Она чувствовала, что с каждой минутой в ней нарастает злобная решимость. Пошла в ванную, натянула резиновую шапочку, приняла холодный душ. Теперь в голове звучало уже другое:

«Вы так — и мы так!.. Вы так — и мы так!..»

Завязав пояс халата, издалека — как на врага — пошла к телефону. Записка с оставленным Эмилем номером лежала тут же на тумбочке. Она отсчитала восемь гудков в трубке, бросила ее и продолжала одеваться. Наложила тон, подвела брови. Проверила сумочку — чеки? кредитная карточка? За полчаса она как раз доедет до ресторана, в котором не была почти год. А зря. Даже в Америке немного попадалось ей мест с такими омарами.

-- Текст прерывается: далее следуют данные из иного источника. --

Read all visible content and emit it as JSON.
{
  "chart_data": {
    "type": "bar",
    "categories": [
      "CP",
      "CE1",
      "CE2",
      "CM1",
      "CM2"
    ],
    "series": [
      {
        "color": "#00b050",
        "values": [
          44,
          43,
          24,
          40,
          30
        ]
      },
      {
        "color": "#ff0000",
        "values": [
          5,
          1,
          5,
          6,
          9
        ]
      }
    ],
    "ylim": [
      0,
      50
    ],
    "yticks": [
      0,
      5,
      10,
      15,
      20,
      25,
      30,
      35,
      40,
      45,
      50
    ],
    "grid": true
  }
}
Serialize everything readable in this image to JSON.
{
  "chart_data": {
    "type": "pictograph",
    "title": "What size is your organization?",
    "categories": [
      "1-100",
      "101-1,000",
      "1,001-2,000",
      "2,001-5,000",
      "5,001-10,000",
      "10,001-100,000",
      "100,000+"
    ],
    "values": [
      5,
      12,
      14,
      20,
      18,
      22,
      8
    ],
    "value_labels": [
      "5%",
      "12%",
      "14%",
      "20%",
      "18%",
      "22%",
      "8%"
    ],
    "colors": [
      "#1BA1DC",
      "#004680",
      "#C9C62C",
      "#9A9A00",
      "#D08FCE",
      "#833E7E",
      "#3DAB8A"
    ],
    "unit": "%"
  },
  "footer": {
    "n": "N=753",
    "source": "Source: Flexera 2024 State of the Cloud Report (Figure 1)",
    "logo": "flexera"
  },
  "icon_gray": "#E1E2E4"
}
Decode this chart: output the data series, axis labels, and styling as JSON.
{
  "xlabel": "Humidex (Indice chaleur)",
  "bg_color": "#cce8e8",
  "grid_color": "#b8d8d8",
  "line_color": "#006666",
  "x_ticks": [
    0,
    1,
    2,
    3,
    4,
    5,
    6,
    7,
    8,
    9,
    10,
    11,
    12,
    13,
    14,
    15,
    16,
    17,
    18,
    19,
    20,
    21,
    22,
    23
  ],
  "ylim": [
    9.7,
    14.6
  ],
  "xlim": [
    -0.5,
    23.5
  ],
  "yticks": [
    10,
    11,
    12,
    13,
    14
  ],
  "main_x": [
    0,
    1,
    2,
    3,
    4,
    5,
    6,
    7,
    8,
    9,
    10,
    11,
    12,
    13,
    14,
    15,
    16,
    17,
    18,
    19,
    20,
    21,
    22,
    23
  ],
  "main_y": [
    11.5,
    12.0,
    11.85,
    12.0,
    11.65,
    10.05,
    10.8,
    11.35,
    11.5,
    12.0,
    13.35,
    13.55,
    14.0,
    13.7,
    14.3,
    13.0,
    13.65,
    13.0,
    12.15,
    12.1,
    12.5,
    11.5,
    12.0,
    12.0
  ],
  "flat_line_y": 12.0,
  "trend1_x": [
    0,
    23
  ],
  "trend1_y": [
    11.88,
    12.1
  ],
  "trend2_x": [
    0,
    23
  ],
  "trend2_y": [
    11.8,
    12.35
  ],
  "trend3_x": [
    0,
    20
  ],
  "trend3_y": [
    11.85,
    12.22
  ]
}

Когда полчаса спустя в вестибюле ресторана она набрала второй номер (заполнив датой две последние цифры), трубку на том конце подняли сразу. Она сказала, что звонит по неотложному делу. Что ей было приказано любой ценой удерживаться в Архиве, но теперь это вряд ли возможно. Она не знает, зачем нужно было убивать одного сотрудника и похищать другого. Но знает, что сделано все было топорно. Что даже фотографию Сильваны не сумели отрезать грамотно. Что по оставшейся на снимке руке — ее, Лейды Ригель, руке — ее опознали, и в Архиве назревает скандал. И если похищенную не вернут немедленно, чтобы она могла снять возникшие подозрения, миссис Ригель не избежать увольнения. А тогда уже полковнику будет в деталях доложено, что послужило тому причиной и как проводилась эта нелепая операция.

Она говорила довольно спокойно, но, видимо, внутреннее напряжение осталось в стискиваемых челюстях. Потому что официант явно опешил и с удивлением вгляделся в лицо дамы, заказывавшей омаров с таким презрением, почти с ненавистью.